June 13, 2018 – The G7 Ocean Plastics Charter, signed by five nations, has already been criticized as “tepid,” and inadequate to the scale of the plastic pollution problem. Despite advocates calling for governments to set clear, binding targets for reduction of virgin plastics, the G7 charter embraces weak “end of pipe” waste management approaches. Advocates around the world are particularly concerned with a word hidden in the charter’s fine print: “recovery.”
“The term ‘recovery’ is a euphemism for burning plastic waste; whether it be in an incinerator, cement kiln, gasification, pyrolysis or a thermal waste to energy plant. These options are one and the same and they will inevitably transform plastic waste into a toxic and greenhouse gas emissions nightmare,” says Von Hernandez, Global Coordinator for the #breakfreefromplastic movement. “Now is the time for world leaders to take bold and decisive action to cut plastic pollution off at the source by demanding that corporations cease producing throwaway plastic. By keeping incineration on the menu of disposal options, they’re allowing an escape valve for companies to continue churning out worthless single use plastic.”

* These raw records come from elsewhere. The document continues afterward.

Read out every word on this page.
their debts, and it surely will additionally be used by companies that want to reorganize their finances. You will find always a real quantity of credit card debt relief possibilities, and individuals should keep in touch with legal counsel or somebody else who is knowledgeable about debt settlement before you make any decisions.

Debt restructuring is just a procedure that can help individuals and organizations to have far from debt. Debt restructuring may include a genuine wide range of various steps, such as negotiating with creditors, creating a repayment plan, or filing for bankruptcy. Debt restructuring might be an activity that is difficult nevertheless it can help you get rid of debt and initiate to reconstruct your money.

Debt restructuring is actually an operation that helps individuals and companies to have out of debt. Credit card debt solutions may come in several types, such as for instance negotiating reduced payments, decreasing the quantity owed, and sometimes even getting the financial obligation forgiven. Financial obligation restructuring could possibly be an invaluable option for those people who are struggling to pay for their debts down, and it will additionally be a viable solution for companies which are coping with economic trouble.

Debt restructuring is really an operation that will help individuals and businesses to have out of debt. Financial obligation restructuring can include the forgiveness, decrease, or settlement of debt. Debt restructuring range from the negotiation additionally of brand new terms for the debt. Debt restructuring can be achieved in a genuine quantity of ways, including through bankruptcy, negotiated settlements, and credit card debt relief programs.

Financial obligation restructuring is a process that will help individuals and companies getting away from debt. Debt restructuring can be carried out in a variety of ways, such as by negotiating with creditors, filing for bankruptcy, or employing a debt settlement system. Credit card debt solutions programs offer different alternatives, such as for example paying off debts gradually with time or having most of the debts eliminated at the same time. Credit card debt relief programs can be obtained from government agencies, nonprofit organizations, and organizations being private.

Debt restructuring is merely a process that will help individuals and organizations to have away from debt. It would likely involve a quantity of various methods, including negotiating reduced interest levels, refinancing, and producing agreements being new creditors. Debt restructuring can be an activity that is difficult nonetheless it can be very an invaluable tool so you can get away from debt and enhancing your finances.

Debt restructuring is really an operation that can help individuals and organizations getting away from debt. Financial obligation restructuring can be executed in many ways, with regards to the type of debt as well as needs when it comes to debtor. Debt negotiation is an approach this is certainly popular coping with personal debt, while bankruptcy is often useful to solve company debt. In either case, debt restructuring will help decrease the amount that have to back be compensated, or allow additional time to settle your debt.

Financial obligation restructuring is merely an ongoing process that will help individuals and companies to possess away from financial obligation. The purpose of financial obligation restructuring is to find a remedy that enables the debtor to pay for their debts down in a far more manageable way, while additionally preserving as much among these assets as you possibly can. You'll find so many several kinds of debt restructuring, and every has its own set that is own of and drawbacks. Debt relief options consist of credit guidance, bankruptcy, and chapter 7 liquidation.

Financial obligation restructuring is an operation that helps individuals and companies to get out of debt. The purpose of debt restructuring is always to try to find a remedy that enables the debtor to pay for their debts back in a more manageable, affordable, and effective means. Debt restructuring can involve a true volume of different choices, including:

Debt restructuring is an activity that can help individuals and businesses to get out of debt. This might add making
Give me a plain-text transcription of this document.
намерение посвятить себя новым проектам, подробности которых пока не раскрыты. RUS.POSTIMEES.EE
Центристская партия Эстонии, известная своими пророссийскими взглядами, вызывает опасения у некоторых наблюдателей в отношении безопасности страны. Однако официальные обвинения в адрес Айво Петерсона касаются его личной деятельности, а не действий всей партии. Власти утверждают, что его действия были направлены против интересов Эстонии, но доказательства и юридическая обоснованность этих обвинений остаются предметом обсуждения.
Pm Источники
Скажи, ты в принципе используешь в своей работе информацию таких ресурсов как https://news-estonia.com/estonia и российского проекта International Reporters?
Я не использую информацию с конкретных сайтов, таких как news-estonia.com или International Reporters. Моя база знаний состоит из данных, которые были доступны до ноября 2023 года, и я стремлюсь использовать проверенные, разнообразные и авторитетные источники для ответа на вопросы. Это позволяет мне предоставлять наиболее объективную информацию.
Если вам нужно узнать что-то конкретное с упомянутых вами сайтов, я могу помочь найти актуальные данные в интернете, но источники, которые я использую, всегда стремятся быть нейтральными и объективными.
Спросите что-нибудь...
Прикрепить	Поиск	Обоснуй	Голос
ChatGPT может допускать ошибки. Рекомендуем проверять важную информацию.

The Charter’s signatories aim to “recycle and reuse at least 55% of plastic packaging by 2030 and recover 100% of all plastics by 2040.” This commitment is in line with the American Chemistry Council’s strategy on plastic pollution, as outlined in a lackluster commitment to recycle or “recover” 100% of plastic packaging by 2040. “The plastic and fast-moving consumer goods industries have been relentlessly pushing incineration techno-fixes on countries in South East Asia, the very same places that they have flooded with polluting plastic packaging,” says Froilan Grate, Executive Director of GAIA Asia Pacific. “Instead of pushing for burning the waste they themselves are creating, why don’t they just stop producing it?”
Incinerating plastic has been known to cause harmful emissions of heavy metals, persistent organic pollutants, carbon emissions and other dangerous toxics.
Waste-burning facilities are also extremely costly, and the municipalities who resort to this practice end up locked into long-term contracts and are fined when they do not send a large enough quantity of waste to the incinerator. “The use of incineration encourages us to waste more, not less,” says Monica Wilson, Research and Policy Coordinator at GAIA. “If we rely on burning our waste we have no chance of getting to the root of the problem– eliminating the products and packaging that create the waste in the first place.”